On the other hand, the rescue package for the property market could help the industry stabilize with less chance of seeing the developer giants like Evergrande collapse, however, the demand for housing will take a longer path to recover as it's more stemming from the fundamental strength of the economy.

Last but not least is the unpleasant fact that the past three years of harsh lockdowns have forced many world-class companies to exit or reduce their reliance on the Chinese market, including Apple, Amazon, and Samsung. The severe damage that has been done to China's labour market, manufacturing value chain, and export demand, is unlikely to be reversible.

Hang Seng

Owing to China’s reopening move, Hong Kong’s Hang Seng enjoyed the best month in 24 years. The index soared by more than 26% last month to a two-and-half-month high.

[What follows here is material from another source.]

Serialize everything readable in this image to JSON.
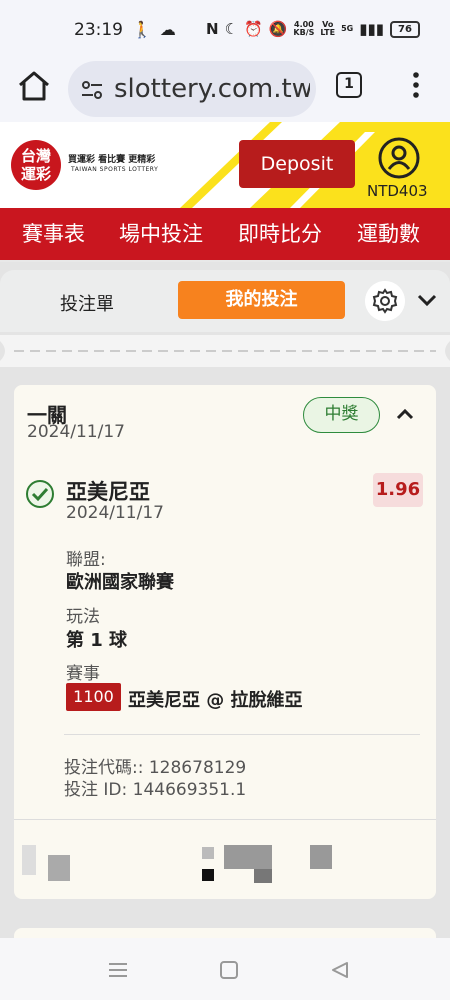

From a technical viewpoint, the price has been following with an ascending trajectory since the first day of November. The next crucial level to watch will be the 200-day MA, which also coincides with the May low at around 19244. Once Hang Seng breaches that level to the upside, buyers should have more confidence to expect the bull-biased momentum to stay.

On the flip side, the possibility of a retreat can’t be ruled out for the time being, considering the RSI has stepped into the overbought zone. As such, the boundary of the moving tunnel will be the imminent support to keep an eye on.